Для шестнадцатилетней Бригитты Хельм это был ее первый фильм, а вообще-то она собиралась стать врачом-педиатром. Густав Фрёлих работал в редакции провинциальной газеты, в своем родном городке вблизи Ганновера. Наиболее известный из всей троицы Хайнрих Георг Шульц — таково было подлинное имя Хайнриха Георге — начинал с должности служителя при штеттинской[31]
городской управе.Какая умопомрачительная карьера! Вдруг да и нам так же повезет?
— Где наши костюмы? — спросила я.
— Костюмы? Вот вам, держите! — И к нашим ногам свалилась груда старого тряпья. — Закутаетесь в шали и будете изображать старух. По ходу действия вам предстоит захватить катакомбы.
Имелась в виду та сцена, где триста человек мужчин и столько же женщин бросаются в атаку, а Густав Фрёлих тем временем спасает город. В фильме разыгрывались жаркие схватки, а у нас зуб на зуб не попадал от холода: ведь съемки шли по ночам. В пять утра, когда всходило солнце, нас распускали по домам.

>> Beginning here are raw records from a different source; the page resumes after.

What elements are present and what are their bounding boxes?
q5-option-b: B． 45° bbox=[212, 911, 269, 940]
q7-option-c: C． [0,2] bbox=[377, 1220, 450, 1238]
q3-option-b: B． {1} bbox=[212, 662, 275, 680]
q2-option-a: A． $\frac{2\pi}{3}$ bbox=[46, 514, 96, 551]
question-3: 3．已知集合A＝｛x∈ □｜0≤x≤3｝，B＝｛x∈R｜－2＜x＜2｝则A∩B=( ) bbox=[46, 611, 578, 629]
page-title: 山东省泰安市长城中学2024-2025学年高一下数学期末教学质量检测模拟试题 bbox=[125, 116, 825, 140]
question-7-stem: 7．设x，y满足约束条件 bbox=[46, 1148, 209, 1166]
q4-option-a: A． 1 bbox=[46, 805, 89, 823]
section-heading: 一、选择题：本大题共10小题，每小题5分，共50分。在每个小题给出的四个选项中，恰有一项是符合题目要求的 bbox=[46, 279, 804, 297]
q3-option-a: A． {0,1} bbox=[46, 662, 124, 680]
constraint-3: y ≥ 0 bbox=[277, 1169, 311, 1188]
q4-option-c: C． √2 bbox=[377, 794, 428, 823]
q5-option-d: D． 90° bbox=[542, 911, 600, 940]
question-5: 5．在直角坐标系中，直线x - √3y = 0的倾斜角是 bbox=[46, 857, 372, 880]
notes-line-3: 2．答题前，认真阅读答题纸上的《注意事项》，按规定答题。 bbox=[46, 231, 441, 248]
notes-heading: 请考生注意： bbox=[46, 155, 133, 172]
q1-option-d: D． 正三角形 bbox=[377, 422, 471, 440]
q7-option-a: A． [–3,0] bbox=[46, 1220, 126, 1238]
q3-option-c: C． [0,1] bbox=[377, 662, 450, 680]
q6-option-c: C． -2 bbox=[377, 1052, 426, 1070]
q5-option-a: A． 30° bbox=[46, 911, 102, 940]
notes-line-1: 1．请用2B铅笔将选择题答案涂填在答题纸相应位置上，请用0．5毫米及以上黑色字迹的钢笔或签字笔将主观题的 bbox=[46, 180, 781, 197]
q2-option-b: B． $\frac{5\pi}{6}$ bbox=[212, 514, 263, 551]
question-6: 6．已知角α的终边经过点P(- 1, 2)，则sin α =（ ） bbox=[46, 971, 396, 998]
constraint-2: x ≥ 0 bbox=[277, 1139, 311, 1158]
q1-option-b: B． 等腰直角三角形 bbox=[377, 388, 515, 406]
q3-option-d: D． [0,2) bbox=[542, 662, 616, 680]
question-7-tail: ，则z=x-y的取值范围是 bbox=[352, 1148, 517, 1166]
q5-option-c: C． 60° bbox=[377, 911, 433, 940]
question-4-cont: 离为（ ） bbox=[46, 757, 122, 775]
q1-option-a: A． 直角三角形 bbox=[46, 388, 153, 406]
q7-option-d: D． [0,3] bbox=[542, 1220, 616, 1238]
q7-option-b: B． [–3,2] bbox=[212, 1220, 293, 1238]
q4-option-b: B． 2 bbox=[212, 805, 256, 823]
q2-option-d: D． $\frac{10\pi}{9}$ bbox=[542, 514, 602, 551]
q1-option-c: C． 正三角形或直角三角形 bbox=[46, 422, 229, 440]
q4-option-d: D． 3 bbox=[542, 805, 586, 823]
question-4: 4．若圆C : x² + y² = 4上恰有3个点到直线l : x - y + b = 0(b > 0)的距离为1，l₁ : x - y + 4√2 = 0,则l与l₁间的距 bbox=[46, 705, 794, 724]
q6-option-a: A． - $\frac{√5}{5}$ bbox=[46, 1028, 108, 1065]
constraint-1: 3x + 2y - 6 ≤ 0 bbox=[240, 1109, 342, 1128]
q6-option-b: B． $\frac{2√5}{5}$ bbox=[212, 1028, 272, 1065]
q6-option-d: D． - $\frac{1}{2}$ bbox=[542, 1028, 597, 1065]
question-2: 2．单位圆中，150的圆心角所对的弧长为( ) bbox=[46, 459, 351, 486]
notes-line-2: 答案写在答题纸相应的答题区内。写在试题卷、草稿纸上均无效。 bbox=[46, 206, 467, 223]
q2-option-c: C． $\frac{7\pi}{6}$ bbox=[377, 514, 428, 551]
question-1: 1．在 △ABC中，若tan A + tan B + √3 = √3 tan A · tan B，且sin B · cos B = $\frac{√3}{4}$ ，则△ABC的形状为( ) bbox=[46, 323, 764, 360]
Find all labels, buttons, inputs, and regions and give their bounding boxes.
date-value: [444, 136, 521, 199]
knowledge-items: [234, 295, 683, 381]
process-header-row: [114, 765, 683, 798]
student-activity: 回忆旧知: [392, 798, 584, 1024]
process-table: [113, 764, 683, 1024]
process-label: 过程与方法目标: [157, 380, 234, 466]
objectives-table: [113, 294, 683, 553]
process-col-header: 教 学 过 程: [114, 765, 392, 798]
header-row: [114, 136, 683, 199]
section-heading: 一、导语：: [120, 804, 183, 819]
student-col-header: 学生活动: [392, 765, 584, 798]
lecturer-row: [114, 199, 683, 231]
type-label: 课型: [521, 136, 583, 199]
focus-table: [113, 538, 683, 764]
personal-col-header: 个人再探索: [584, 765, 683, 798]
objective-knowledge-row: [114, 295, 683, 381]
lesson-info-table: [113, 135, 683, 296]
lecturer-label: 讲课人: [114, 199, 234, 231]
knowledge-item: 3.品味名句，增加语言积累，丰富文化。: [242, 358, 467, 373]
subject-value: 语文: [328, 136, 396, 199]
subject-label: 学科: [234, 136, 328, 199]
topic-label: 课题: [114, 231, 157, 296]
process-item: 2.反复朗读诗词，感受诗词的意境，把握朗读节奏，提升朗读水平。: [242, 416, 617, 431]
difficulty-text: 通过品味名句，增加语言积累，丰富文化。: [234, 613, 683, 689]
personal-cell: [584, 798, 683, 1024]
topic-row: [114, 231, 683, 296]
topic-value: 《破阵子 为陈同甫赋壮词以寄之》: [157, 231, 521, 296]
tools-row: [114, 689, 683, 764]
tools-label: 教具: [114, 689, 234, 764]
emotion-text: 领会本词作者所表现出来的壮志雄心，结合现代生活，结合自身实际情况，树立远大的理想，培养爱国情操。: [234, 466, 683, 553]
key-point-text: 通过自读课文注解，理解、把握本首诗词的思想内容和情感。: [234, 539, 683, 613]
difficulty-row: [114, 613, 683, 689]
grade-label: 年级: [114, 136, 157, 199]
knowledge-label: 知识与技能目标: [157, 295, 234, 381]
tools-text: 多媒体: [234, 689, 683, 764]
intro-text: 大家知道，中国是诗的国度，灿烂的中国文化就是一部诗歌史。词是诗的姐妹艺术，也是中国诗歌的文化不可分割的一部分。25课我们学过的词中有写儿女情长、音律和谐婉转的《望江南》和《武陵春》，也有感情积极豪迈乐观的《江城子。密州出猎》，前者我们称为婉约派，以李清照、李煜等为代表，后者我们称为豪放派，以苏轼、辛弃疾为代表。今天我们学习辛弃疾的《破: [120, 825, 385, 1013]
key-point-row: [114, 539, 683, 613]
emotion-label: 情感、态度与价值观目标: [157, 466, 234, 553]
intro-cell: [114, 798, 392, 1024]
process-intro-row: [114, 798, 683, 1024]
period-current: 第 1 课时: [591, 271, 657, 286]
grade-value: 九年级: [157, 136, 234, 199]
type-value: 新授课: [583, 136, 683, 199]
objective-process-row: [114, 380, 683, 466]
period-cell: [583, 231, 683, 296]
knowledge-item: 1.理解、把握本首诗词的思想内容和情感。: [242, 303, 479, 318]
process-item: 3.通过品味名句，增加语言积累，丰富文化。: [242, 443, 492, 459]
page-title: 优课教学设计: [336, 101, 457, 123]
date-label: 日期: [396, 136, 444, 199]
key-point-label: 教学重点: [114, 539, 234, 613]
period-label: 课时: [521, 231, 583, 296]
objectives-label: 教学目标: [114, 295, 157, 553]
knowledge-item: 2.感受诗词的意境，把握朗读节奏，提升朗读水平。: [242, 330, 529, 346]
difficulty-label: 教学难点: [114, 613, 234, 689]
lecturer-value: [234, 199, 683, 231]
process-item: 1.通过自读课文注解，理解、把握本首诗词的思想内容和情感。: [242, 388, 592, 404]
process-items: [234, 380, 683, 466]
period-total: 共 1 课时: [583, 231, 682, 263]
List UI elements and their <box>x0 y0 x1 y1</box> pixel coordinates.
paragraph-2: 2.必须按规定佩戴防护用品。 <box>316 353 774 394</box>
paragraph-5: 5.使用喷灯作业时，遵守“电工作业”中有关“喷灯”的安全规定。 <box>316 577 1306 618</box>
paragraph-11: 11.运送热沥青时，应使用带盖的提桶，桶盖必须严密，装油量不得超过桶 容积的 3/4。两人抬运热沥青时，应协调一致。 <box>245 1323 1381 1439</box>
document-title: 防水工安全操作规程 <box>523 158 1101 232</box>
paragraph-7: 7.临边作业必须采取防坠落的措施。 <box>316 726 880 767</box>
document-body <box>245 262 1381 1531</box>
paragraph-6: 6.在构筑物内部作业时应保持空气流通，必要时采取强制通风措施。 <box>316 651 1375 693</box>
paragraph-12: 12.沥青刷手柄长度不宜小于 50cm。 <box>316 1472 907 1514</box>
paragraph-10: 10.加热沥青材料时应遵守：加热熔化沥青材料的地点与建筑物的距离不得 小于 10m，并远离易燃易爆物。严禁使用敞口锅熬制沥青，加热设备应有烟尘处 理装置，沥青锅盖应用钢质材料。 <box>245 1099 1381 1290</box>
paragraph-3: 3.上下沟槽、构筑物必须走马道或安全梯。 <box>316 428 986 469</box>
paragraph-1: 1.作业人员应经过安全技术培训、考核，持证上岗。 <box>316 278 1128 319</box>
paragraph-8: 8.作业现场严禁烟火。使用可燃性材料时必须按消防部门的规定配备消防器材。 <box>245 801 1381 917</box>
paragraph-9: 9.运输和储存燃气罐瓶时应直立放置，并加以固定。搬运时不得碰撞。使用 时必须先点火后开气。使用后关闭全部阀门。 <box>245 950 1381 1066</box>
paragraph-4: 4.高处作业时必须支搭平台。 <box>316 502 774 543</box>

В течение пяти дней я изображала женщину-рабочую, вместе со своими товарками шла на приступ, сносила тычки и удары.
Режиссер Фриц Ланг, как заправский генерал, отдавал приказы и безжалостно гонял нас по студии среди декораций фильма.
И всегда я видела где-то впереди толстяка-оператора в клетчатой кепке, темных очках и с теплым шарфом на шее.
Как-то раз на бегу я споткнулась возле самой камеры.
— В чем дело? — спросил он.
— Простите, меня толкнули, — ответила я.